The global union, IndustriAll, initiated dialogue with garment brands sourcing from Myanmar, stating 'due diligence' was no more an option.

By Shemona Safaya

The global union representing workers for better working conditions and trade union rights, said in its press release that it had begun discussions with garment brands on a responsible exit from Myanmar due to the “deteriorating human rights situation and the impossibility of due diligence”.

The global union said representatives from IndustriAll and the Myanmar trade union movement met with representatives of garment brands to discuss a “framework for a responsible exit,” as required by the UNGPs (United Nations Guiding Principles on Business and Human Rights) and the OECD (The Organization for Economic Cooperation and Development).

report commissioned by the Ethical Trading Initiative (ETI) concluded that due diligence and freedom of association are not possible in Myanmar, and that trade unions cannot function. 

Based on discussions with IndustriAll, as the global union adds, a number of brands have announced their intention to cease production in Myanmar, while others responded to the invitation to discuss possible exit requirements in more depth.

IndustriAll remarked it is urging brands to place no new orders in Myanmar, and to wrap up unfulfilled orders, ensuring that workers receive all outstanding wages and all legal entitlements as well an additional payment to support their transition. “A challenge is that without a functioning social security or legal system, it is difficult to ensure that workers are paid what they are owned.”

Atle Høie, general secretary at IndustriAll, said: “Too many brands maintained production in Myanmar, some possibly out of a genuine conviction that it was the right thing to do. However, the ETI report was unequivocal: it is not possible to do business ethically and responsibly in Myanmar. We welcome the fact that the discussion has moved to exiting from the country, while meeting responsibilities to suppliers and workers.”

Moreover, the Association of Southeast Asian Nations (ASEAN) said in a press release dated 25 October: “ASEAN is gravely concerned over the recent escalation of violence in Myanmar.

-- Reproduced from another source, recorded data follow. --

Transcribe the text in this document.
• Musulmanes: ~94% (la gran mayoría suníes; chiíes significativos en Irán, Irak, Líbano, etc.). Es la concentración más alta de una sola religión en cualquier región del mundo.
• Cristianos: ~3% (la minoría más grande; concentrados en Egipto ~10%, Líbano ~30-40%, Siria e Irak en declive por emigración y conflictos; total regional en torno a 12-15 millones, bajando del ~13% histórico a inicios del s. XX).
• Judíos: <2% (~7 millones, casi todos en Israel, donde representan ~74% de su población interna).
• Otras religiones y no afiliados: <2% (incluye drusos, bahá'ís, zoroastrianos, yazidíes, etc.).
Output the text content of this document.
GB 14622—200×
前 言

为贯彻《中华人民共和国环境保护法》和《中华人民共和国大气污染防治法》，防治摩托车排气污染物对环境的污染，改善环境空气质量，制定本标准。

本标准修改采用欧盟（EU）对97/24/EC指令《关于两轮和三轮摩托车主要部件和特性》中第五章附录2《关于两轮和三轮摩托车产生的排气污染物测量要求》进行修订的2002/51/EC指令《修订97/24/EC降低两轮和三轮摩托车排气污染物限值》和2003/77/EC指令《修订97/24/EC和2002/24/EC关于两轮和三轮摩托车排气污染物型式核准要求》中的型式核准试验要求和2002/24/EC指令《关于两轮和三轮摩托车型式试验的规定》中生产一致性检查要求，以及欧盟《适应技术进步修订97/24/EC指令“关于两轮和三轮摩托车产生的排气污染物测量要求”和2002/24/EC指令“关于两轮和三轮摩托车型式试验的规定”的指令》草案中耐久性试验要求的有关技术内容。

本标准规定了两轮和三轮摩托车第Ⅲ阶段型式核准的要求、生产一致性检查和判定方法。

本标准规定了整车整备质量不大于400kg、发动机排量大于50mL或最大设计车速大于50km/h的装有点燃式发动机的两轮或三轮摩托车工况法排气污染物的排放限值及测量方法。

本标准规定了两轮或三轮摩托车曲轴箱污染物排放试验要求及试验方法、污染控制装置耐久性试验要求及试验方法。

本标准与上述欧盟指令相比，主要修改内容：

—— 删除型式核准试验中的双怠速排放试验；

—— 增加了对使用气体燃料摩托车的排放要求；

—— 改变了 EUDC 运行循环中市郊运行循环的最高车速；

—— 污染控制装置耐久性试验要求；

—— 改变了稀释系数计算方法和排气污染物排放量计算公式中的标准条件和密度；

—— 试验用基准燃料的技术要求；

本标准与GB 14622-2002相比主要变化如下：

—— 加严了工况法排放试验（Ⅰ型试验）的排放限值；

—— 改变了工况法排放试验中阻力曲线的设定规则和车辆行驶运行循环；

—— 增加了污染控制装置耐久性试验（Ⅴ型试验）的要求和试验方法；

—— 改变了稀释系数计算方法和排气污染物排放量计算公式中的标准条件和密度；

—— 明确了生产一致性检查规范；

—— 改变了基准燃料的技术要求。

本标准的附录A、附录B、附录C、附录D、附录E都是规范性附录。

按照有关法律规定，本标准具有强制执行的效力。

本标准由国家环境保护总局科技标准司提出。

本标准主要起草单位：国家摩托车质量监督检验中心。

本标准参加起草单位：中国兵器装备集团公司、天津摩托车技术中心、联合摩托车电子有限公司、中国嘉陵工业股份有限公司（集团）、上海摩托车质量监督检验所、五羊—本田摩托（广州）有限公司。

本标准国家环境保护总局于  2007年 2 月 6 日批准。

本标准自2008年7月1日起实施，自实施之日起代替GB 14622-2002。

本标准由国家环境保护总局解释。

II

We are deeply saddened by the growing casualties, and the immense suffering that ordinary people in Myanmar have endured. 

“We observe with alarm the latest intensified fighting which has not only resulted in worsening the humanitarian situation throughout Myanmar, but also goes against the spirit of ASEAN’s Five-Point Consensus and undermining effort of the Special Envoy of ASEAN Chair on Myanmar to bring progress in its implementation.”

The committee will meet on November 08-13 in Cambodia for the ASEAN Summit and discuss pressing matters including the Myanmar humanitarian crisis.

Yesterday (7 November), Adidas launched a probe into Myanmar supplier factories after trade union members striking over pay and conditions were sacked.